No one else’s can compare. 

She made it almost every school day. My mom was a foster mom to a lot of kids over the years, and when I was in high school we had a houseful of teenage boys. Many of them would horde food in their rooms. Sometimes, it took a while for them to understand that there would be always be a next meal and there would always be plenty. To help them trust that, my mom would get up every day around 5 a.m., study her Bible, and then make a huge breakfast of biscuits and gravy, eggs, and either sausage, bacon, or ham. It was the biggest meal of our day and many times my only meal due to after school activities, sports, and work. 

She always sat down to eat with us, and not a fork was lifted before she was at her place. She let us all have our fill with one exception: no one touched the Grandma Biscuit. 

To be honest, I’ve never liked making biscuits. They’ve never turned out like hers, so naturally I thought, “What’s the point?” For the last several years I’ve made drop biscuits, which require no rolling or cutting. You simply make your dough and literally drop wads of it onto your cookie sheet and there you go. Biscuits. We always tear them apart to top them with gravy anyway, so again…what was the point. 

Yet something was missing.

Enter my new favorite super secret. It’s JoJo’s Biscuits, from Joanna Gaines’ cookbook, Magnolia Table, and she has the perfect-for-me biscuit recipe.

There’s no rolling or folding; just spreading the dough out with your hands and cutting. And they are delicious (mostly because of the three freaking sticks of butter in the dough – I’ll never have to butter a biscuit and risk tearing it again.)

The bonus is this. There’s the weird bit of remnant dough that’s not enough to make into a round cut biscuit, so you mush it into an oblong bit of spaziness and tuck it in the corner of the pan.

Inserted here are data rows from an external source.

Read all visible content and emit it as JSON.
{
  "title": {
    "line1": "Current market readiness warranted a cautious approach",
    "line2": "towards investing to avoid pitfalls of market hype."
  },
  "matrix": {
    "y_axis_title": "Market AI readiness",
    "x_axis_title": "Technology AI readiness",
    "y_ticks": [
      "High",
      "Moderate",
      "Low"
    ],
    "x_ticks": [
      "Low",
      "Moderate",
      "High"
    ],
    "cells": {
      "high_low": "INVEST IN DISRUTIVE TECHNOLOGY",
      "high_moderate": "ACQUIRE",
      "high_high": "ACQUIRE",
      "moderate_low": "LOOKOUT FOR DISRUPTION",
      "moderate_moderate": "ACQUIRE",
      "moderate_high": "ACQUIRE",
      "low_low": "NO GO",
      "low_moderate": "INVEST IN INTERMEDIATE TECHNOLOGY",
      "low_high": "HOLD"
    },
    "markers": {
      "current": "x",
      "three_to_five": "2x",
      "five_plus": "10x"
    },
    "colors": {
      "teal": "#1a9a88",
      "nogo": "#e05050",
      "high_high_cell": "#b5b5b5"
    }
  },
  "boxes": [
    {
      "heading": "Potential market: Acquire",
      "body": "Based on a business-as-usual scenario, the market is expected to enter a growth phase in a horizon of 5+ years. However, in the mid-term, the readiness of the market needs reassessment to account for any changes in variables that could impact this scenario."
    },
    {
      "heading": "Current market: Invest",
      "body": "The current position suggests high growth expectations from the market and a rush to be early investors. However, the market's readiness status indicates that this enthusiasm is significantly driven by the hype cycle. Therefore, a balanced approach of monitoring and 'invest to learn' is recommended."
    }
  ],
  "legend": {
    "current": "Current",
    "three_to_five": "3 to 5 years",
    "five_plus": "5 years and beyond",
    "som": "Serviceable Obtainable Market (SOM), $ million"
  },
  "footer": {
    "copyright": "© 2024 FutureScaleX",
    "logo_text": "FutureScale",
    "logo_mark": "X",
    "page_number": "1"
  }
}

The Grandma Biscuit. BOOM.

And since I have now been a GiGi for three whole years, nobody had better touch my biscuit. Even my kids know this is the legendary biscuit and revere it. 

You can fight over the rest of the pan.

But this one? Back off, Jack. Especially when Poppa Hank has made fresh plum ginger jelly to dollop on top. 

Oh yeah. The tradition continues, right Mom?